That would be the right place. At the time there was not universal desire
for these validation mechanisms to be what I'd call 'fully specified'; the
point of having them written this way was to leave room for individuality
in meeting the requirements.

Of course, having a few carefully-specified-and-validated mechanisms
instead of individuality has worked rather well for other security-critical
operations, like the very transport security this whole infrastructure
exists to support. Perhaps that argument could be re-opened.

J.C.


On Thu, Jan 18, 2018 at 3:25 PM, Matthew Hardeman <[email protected]>
wrote:

>
>
> On Thu, Jan 18, 2018 at 4:14 PM, J.C. Jones via dev-security-policy <
> [email protected]> wrote:
>
>> As one of the authors of 3.2.2.4.10, Alex's logic is exactly how we walked
>> through it in the Validation Working Group.
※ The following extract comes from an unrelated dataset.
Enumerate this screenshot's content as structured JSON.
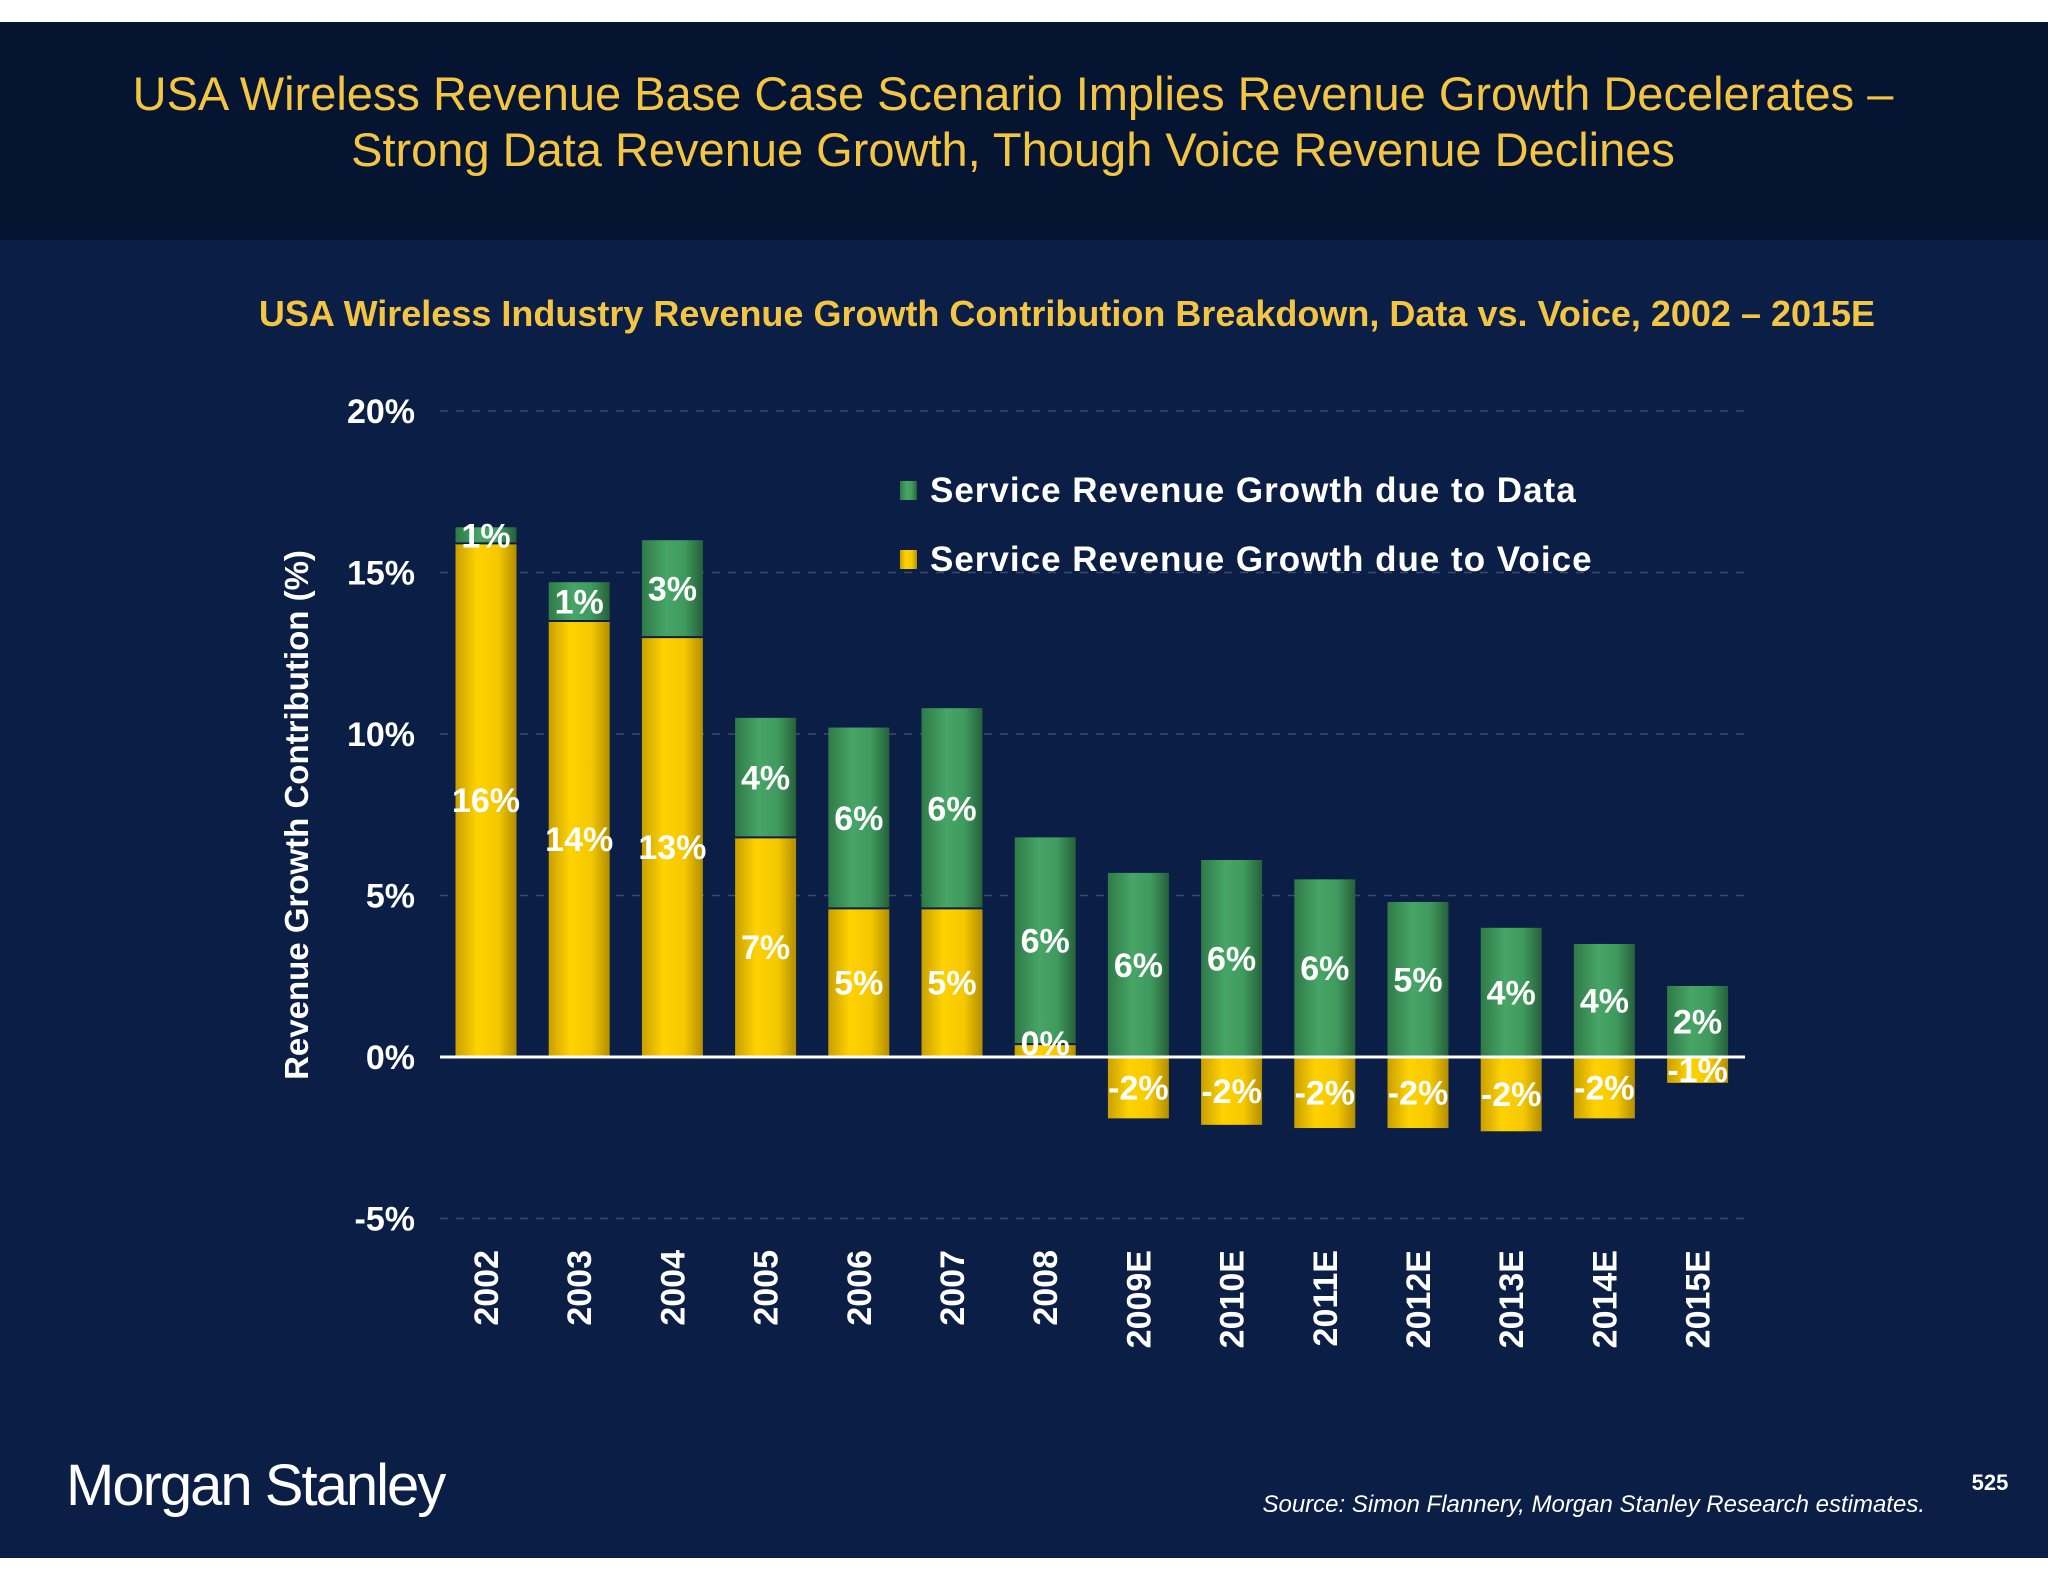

The ADN lookup is DNS, and
>> what
>> you find when you connect there via TLS, within the certificate, should be
>> the random value (somewhere). 3.2.2.4.10 was written to permit ACME's
>> TLS-SNI-01 while being generic enough to permit CAs to accomplish the same
>> general validation structure without following the ACME-specified
>> algorithm.
>>
>> J.C.
>
>
> I would presume that the CABforum would be the place to explore further
> details, but it seems that the specifications for the #10 method should be
> reexamined as to what assurances they actually provide with a view to
> revising those specifications.  At least 1 CA so far has found that the
> real world experience of a (presumably) compliant application of method #10
> as it exists today was deficient in mitigating the provision of
> certificates to incorrect/unauthorized parties.